Pero no nos desviemos del tema que ahora nos ocupa. Y en ese sentido, a lo sumo que puede admitirse es que la propia conducta del recurrente consistente en no presentar alegaciones en la vía económico administrativa le coloca en una situación, en ese vía, que el mismo ha provocado, cual es, ver demorada la satisfacción, en su caso, de sus pretensiones, lo cual no es susceptible de reproche constitucional, pero de ahí a sostener que esa conclusión es trasladable al recurso contencioso-administrativo que posteriormente se entable, aunque en el transcurso del mismo se formulen las alegaciones que vengan al caso, resta un paso que no debe darse, porque lo contrario sería desproporcionado.
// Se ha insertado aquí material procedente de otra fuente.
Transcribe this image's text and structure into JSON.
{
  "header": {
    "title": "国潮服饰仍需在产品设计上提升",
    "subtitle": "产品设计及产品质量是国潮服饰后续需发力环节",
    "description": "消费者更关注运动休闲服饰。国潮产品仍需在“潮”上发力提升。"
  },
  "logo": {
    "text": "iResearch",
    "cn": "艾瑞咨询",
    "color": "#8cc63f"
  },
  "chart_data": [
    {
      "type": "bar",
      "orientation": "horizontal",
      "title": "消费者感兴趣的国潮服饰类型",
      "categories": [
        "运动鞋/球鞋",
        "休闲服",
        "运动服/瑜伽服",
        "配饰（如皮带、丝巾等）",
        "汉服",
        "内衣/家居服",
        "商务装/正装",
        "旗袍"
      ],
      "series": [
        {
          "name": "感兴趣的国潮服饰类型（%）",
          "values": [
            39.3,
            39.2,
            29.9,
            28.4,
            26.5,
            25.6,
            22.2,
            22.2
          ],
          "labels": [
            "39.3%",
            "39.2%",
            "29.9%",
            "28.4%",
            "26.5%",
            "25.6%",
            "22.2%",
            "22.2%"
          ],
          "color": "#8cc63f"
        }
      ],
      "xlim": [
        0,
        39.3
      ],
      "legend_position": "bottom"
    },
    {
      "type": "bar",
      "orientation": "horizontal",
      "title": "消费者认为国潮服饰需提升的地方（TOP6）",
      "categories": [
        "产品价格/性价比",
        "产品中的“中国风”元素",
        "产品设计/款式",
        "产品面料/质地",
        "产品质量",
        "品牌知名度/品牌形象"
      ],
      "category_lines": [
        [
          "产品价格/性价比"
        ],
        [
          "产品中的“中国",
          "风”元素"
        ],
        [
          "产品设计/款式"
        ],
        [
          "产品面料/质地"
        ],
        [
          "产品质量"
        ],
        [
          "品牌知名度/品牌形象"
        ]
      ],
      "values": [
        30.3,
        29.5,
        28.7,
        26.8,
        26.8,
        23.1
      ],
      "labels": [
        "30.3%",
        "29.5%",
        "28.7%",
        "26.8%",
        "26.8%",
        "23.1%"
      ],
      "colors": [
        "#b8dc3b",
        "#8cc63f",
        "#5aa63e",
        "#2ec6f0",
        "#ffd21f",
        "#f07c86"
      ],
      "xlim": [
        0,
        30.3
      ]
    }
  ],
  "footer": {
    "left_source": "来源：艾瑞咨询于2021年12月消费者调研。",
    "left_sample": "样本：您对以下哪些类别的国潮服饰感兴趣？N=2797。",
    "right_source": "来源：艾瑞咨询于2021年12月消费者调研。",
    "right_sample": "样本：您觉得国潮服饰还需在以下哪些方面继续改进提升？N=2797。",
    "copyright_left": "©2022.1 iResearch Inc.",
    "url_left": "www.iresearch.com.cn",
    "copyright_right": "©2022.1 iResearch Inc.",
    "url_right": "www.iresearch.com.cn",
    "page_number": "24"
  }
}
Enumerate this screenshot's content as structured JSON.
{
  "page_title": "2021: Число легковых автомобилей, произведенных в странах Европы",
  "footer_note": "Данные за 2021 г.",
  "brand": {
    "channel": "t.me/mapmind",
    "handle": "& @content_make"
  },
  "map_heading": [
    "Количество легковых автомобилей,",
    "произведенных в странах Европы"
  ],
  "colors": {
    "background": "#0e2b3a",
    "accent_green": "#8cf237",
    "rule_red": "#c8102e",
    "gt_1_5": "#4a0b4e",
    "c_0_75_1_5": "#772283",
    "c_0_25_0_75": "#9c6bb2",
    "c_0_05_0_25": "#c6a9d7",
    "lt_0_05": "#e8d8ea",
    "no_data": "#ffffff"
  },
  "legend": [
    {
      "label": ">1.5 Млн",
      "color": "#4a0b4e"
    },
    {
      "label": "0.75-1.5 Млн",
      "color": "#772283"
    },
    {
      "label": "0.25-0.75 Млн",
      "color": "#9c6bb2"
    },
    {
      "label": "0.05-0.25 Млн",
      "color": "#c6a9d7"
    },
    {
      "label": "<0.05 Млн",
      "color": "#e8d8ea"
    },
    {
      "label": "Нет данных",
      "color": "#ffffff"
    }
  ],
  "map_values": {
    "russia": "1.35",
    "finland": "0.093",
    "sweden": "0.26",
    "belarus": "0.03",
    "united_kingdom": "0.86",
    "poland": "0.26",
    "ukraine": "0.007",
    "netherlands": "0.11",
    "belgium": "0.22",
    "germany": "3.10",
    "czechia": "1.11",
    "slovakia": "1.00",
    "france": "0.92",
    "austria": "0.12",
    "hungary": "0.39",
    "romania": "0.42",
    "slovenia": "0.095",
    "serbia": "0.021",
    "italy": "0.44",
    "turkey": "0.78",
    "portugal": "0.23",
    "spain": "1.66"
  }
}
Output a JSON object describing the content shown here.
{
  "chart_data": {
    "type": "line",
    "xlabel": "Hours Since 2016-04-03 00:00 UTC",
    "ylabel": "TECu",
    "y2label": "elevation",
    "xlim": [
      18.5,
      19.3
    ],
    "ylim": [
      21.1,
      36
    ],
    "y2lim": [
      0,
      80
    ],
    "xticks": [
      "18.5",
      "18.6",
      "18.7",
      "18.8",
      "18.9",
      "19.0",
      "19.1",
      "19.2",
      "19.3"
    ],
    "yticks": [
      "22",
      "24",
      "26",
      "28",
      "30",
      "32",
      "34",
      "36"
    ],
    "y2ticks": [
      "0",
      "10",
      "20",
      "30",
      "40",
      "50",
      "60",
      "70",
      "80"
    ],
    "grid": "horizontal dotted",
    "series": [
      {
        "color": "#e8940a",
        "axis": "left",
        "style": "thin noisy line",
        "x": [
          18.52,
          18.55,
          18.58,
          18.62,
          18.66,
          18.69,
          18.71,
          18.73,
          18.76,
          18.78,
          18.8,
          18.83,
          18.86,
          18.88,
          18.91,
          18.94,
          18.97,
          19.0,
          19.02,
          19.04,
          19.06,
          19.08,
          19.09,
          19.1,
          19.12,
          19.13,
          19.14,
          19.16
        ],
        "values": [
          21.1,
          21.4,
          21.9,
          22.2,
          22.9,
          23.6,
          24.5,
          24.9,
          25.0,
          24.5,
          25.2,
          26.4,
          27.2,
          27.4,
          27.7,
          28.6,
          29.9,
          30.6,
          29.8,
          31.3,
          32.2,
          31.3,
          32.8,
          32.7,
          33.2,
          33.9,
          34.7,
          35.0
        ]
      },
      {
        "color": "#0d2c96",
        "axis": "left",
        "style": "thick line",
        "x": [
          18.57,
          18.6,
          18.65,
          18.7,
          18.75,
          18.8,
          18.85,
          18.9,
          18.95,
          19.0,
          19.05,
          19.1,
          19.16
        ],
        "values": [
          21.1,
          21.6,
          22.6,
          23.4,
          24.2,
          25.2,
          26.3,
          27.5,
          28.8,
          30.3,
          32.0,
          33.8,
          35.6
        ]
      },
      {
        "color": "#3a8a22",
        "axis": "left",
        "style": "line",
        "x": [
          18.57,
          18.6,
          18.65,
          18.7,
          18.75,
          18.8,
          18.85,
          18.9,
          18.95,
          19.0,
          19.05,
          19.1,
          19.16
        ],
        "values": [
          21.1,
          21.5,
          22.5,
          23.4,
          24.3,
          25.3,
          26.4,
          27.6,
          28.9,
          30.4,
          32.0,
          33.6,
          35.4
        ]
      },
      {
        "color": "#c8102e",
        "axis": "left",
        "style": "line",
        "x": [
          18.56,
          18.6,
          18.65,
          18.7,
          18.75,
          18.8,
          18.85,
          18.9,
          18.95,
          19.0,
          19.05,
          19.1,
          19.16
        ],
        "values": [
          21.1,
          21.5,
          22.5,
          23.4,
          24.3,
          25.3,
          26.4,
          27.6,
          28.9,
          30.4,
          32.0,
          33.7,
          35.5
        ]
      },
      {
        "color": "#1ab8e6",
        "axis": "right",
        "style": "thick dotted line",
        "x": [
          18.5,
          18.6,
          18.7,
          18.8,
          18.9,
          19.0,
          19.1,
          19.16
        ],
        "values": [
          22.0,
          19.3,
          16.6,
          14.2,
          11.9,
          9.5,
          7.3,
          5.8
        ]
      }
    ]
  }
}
En efecto, el principio pro actione, tal como ha sido interpretado reiteradamente por el TC implica «la interdicción de aquellas decisiones de inadmisión -o de no pronunciamiento- que por su rigorismo, por su formalismo excesivo o por cualquier otra razón revelen una clara desproporción entre los fines que aquellas causas de inadmisión -o no pronunciamiento sobre el fondo- preserven y los intereses que sacrifican». En esta ocasión, además, la propia literalidad del artículo 56.1 LJCA, como bien declara la ya citada STC 75/2008, de 23 de junio, facilita otra solución, que, desde luego, es la más conforme con la CE, cual es que el juez o tribunal no ha abstenerse de pronunciarse sobre el fondo de lo sometido a debate.